Loro sanno cosa colpiscono, ma noi sappiamo cosa stiamo difendendo? La domanda da cui siamo partiti all’inizio di quest’articolo potrebbe apparire come retorica ma è una domanda necessaria da porci quando ci si trova di fronte a qualcuno che minimizza (l’invasione dell’Ucraina), a qualcuno che relativizza (l’aggressione a Israele), a qualcuno che ridimensiona (la minaccia islamista), a qualcuno che sminuisce (il motore iraniano del terrore) e a qualcuno che di fronte a ciò che sta accadendo per esempio nel Mar Rosso si comporta come l’Unione europea. Che pur essendo molto esposta alle conseguenze del blocco di fatto del canale di Suez (le navi che non passano più dal Mar Rosso arrivano a Rotterdam senza passare più dai porti del Mediterraneo: secondo l’indicatore Kiel Trade del Kiel Institute for the World Economy le navi portacontainer in transito a Suez sono diminuite di oltre il 50 per cento solo a dicembre) ha scelto di non difendere se stessa (lunedì prossimo si riuniscono i ministri degli Esteri dell’Ue che potrebbero decidere di allargare l’operatività dell’Ue nel Mar Rosso offrendo supporto logistico, non navi, e rinviando a fine febbraio un’eventuale rafforzamento del proprio impegno al Mar Rosso: ciao core) delegando dunque la difesa del suo interesse sovranazionale a paesi extraeuropei come gli Stati Uniti e come la Gran Bretagna (ieri, a proposito di interesse europeo, gli houthi hanno colpito nel Mar Rosso un cargo greco).

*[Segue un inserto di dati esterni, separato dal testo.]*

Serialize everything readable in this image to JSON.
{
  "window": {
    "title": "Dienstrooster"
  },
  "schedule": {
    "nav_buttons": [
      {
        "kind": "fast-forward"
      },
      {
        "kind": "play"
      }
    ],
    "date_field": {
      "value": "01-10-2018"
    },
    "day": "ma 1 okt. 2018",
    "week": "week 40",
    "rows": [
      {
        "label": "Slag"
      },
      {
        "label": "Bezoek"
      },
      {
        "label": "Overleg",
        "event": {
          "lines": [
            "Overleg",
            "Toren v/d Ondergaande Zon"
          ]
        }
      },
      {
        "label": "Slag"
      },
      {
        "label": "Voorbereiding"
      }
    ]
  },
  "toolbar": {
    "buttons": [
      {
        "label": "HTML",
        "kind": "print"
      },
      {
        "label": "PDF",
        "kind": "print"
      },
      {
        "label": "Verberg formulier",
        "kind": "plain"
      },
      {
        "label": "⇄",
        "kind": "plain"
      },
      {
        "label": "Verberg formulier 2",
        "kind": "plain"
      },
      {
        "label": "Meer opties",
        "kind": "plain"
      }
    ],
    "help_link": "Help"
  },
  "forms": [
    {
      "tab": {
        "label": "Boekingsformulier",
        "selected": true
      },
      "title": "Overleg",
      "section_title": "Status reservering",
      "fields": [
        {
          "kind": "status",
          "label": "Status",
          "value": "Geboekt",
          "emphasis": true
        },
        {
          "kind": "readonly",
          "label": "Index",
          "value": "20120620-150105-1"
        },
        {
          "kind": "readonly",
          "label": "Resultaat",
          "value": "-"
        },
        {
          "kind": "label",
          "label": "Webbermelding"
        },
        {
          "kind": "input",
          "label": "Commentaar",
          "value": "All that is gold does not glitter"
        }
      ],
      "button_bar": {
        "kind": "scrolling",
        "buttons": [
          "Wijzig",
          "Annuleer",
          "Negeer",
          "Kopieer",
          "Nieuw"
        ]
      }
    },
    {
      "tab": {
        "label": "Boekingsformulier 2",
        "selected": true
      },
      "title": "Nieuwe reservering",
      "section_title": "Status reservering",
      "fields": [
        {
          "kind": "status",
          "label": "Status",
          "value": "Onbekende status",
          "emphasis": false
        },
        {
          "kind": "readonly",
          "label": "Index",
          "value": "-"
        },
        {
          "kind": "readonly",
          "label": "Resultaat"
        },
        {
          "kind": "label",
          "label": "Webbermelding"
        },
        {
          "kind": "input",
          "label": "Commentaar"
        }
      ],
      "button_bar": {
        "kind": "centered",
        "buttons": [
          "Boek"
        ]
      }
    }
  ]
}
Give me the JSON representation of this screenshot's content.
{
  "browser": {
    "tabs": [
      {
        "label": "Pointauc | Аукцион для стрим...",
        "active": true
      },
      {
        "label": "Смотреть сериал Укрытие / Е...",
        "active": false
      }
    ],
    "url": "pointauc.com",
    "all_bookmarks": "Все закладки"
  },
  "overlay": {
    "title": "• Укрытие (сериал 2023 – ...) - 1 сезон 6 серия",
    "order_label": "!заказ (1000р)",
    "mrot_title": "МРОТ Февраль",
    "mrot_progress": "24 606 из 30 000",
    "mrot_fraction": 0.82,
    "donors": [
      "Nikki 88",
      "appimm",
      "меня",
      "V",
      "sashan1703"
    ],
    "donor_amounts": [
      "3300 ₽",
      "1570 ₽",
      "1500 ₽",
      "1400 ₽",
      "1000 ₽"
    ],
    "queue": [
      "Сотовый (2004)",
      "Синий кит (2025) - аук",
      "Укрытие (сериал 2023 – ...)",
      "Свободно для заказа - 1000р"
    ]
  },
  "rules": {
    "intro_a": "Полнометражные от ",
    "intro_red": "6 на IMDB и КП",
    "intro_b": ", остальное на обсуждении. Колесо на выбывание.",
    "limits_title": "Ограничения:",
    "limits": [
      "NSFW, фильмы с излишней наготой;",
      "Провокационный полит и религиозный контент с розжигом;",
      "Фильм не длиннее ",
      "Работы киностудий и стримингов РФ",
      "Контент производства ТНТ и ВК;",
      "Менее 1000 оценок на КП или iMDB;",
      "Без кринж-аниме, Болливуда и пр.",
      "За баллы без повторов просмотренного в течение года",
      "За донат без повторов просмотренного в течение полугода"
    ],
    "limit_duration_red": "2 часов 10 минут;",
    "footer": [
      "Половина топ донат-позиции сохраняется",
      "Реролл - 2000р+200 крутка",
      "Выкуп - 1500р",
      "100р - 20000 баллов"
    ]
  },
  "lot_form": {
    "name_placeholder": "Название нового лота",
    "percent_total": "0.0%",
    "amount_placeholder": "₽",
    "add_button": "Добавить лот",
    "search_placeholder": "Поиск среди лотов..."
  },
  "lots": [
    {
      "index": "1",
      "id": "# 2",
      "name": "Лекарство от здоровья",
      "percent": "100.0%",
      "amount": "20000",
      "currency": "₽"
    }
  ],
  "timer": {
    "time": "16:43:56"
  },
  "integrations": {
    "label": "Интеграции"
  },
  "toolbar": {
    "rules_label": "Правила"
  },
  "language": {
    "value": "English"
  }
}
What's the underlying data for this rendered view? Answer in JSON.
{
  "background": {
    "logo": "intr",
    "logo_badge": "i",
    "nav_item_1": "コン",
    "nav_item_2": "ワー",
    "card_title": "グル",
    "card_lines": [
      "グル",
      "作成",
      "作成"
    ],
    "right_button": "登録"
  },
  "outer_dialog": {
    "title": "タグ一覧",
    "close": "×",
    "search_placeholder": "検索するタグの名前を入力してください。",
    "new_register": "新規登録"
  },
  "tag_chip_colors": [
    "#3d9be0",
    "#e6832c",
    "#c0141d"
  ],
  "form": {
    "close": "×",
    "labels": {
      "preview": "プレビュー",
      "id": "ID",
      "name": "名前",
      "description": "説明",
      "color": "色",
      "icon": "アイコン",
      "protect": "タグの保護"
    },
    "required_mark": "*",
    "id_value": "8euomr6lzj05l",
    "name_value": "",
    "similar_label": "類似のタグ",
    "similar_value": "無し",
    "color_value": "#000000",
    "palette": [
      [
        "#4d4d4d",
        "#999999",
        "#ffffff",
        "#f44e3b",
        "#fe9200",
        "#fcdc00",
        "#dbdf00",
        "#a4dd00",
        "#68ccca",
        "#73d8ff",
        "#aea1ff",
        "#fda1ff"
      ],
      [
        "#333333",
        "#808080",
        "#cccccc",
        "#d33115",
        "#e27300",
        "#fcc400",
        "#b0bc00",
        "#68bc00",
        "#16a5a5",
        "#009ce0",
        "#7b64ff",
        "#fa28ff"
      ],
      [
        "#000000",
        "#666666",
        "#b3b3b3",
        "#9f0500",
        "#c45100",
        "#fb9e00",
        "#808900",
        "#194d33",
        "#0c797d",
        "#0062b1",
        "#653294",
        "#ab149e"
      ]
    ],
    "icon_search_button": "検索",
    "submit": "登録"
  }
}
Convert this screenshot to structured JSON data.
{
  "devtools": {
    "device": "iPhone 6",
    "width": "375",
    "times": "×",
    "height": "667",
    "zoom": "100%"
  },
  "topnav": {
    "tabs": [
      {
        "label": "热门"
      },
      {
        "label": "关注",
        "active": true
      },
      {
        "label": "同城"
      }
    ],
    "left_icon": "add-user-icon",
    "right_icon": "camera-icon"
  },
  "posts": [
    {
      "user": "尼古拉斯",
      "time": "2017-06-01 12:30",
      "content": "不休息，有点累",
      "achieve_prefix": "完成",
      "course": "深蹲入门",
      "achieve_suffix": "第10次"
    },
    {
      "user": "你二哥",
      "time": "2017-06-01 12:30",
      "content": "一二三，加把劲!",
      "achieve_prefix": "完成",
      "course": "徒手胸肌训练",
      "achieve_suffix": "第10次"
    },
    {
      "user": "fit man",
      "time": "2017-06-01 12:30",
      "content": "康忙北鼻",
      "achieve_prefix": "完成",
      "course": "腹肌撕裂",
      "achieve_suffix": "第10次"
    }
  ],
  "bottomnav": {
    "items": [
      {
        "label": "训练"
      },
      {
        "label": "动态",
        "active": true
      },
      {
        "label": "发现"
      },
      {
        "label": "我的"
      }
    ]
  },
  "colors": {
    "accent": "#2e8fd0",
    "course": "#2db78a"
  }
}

I nemici delle società aperte hanno ben chiaro cosa devono fare per colpire i simboli della nostra libertà (compreso Israele). La storia degli ultimi anni dovrebbe ricordare a coloro che le società aperte le vivono, le animano e le alimentano che la difesa della libertà comporta delle scelte, dei rischi, e che difendere noi stessi alzando le mani, disarmandoci, invocando il pacifismo è il modo migliore per mettere la nostra libertà nelle mani di chi la vuole violare. Loro sanno cosa colpiscono, ma noi sappiamo cosa stiamo difendendo?